GP leaders are hoping to gain political support for investment in primary care after a hearing in front of MPs in which they told how growing pressures are leading to increasing abuse of staff.

Doctors rebutted allegations that they have reduced face to face appointments and spoke about the pressures on practice time during the hearing at the House of Commons Health Committee. One GP spoke of the increase in abuse against doctors and staff, triggered by allegations that they were reluctant to see patients

Speaking to the committee, Dr Kieran Sharrock, deputy chair of the British Medical Association GP committee for England, said: “One in five GPs has been the butt of abuse as a result of the recent campaign against general practice. Dialling down the rhetoric against general practice is really important if you want to retain and recruit GPs. We have to be honest with the public about what general practice is delivering now, not what it should be delivering – clearly a 10 or 20-year plan is needed for that, including a workforce plan – but at the moment we can’t provide the care to the level we want to. We need the Government to support us and say, ‘This is what your GP can do at the moment because of the rise in demand, the huge backlog and the loss of staff. That might actually make the profession feel supported. I have a member of my staff who burst into tears after having abuse from a patient and we have to have zero tolerance of that.”

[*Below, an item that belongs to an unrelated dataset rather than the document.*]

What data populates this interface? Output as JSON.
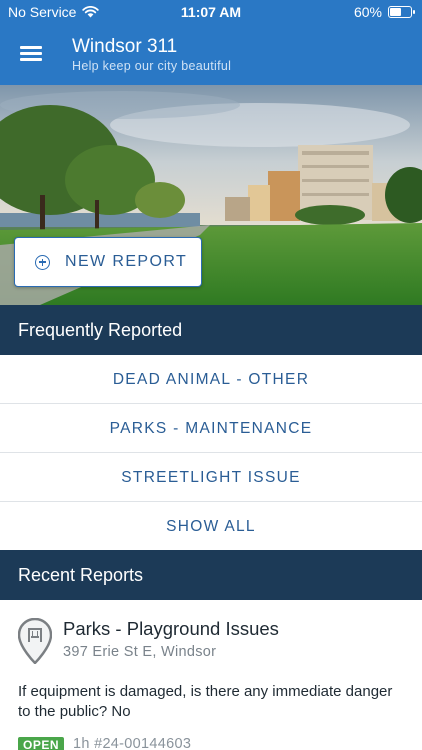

He added: “The evidence is that actually GPs throughout the pandemic did, and currently are, seeing patients face-to-face – with 70% of our appointments being just that. And that’s with more patients on our books and less staff to see them. Over the past year, England alone has lost the equivalent of 279 full-time, fully qualified GPs.”

Royal College of GPs chair Professor Martin Marshall said GPs, in effect, have just two or three minutes to deal with each health issue. They are having to spend increasing amounts of time supporting patients on the six million strong waiting list, he said. He warned that 34% of GPs plan to retire over the next five years. He said: “That would be 14,000 fewer GPs than we have at the moment. So, we’re likely to be losing more GPs than we’re recruiting and that is a massive crisis.”

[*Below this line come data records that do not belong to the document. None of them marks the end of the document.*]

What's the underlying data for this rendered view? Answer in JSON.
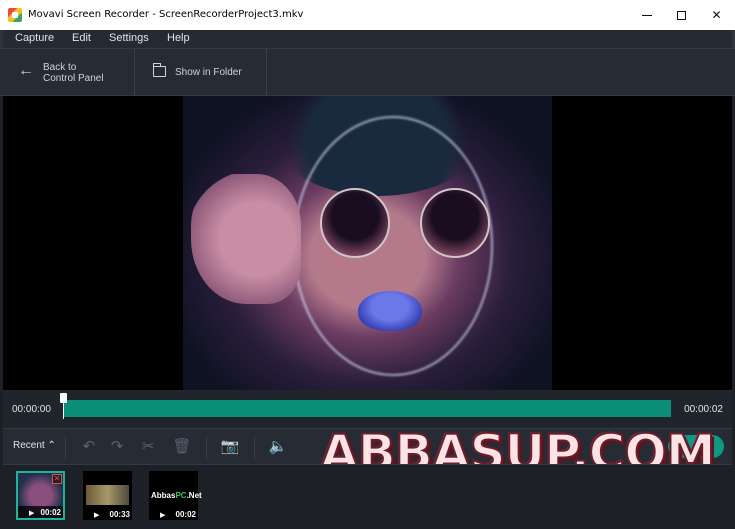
{
  "window": {
    "title": "Movavi Screen Recorder - ScreenRecorderProject3.mkv",
    "controls": {
      "minimize": "–",
      "maximize": "□",
      "close": "✕"
    }
  },
  "menu": [
    "Capture",
    "Edit",
    "Settings",
    "Help"
  ],
  "toolbar": {
    "back_label": "Back to\nControl Panel",
    "folder_label": "Show in Folder"
  },
  "timeline": {
    "start_time": "00:00:00",
    "end_time": "00:00:02",
    "playhead_progress": 0.0
  },
  "controls": {
    "recent_label": "Recent",
    "icons": [
      "undo-icon",
      "redo-icon",
      "cut-icon",
      "delete-icon",
      "camera-icon",
      "volume-icon"
    ]
  },
  "watermark": "ABBASUP.COM",
  "recent_items": [
    {
      "duration": "00:02"
    },
    {
      "duration": "00:33"
    },
    {
      "duration": "00:02",
      "logo_text": "Abbas",
      "logo_accent": "PC",
      "logo_suffix": ".Net"
    }
  ],
  "colors": {
    "accent": "#0b8f76",
    "toggle": "#0e9a80",
    "selection": "#1db49a"
  }
}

Recently retired GP Dr Andrew Green said: “We need to accept that 10-minute appointments are not safe. The only way that you can run a 10-minute appointment surgery on time is by cutting corners. Experience helps that process, but we are deluding ourselves if we think that we’re always safe. One of the things that made me finally give up normal clinical work was the feeling at the end of the day that I wasn’t happy with the work that I’d done because I couldn’t fit what the patients needed into the 10-minute appointments.”

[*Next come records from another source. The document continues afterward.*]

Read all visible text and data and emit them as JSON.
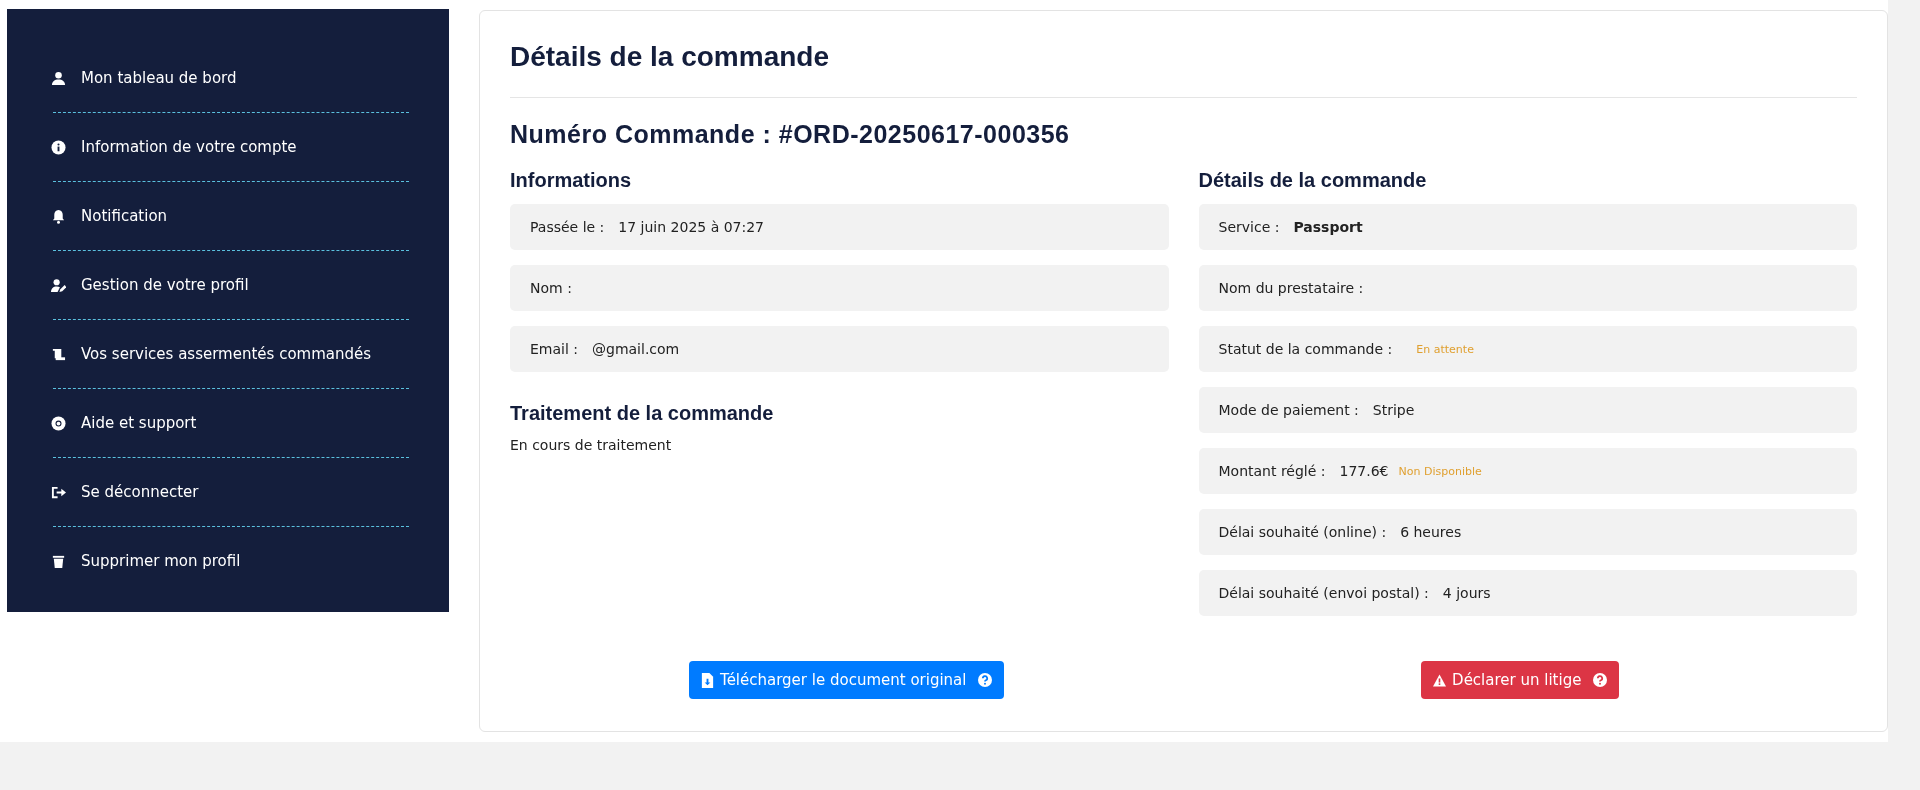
{
  "sidebar": {
    "items": [
      {
        "label": "Mon tableau de bord"
      },
      {
        "label": "Information de votre compte"
      },
      {
        "label": "Notification"
      },
      {
        "label": "Gestion de votre profil"
      },
      {
        "label": "Vos services assermentés commandés"
      },
      {
        "label": "Aide et support"
      },
      {
        "label": "Se déconnecter"
      },
      {
        "label": "Supprimer mon profil"
      }
    ]
  },
  "main": {
    "title": "Détails de la commande",
    "order_number": "Numéro Commande : #ORD-20250617-000356",
    "informations": {
      "heading": "Informations",
      "rows": [
        {
          "label": "Passée le :",
          "value": "17 juin 2025 à 07:27"
        },
        {
          "label": "Nom :"
        },
        {
          "label": "Email :",
          "value": "@gmail.com"
        }
      ]
    },
    "processing": {
      "heading": "Traitement de la commande",
      "text": "En cours de traitement"
    },
    "details": {
      "heading": "Détails de la commande",
      "rows": [
        {
          "label": "Service :",
          "value": "Passport",
          "strong": true
        },
        {
          "label": "Nom du prestataire :"
        },
        {
          "label": "Statut de la commande :",
          "badge": "En attente"
        },
        {
          "label": "Mode de paiement :",
          "value": "Stripe"
        },
        {
          "label": "Montant réglé :",
          "value": "177.6€",
          "badge": "Non Disponible"
        },
        {
          "label": "Délai souhaité (online) :",
          "value": "6 heures"
        },
        {
          "label": "Délai souhaité (envoi postal) :",
          "value": "4 jours"
        }
      ]
    },
    "buttons": [
      {
        "label": "Télécharger le document original",
        "kind": "primary"
      },
      {
        "label": "Déclarer un litige",
        "kind": "danger"
      }
    ]
  }
}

Committee chair Jeremy Hunt concluded: “We’ve taken away some short-term solutions. I think though we also have heard loud and clear that unless we have a long-term plan to give hope that the capacity of the system will start to match the demands on GPs’ time, then in the end we’re not going to really give credible optimism for the future to the new generation of GPs, and that’s certainly something we want to think about as a committee.”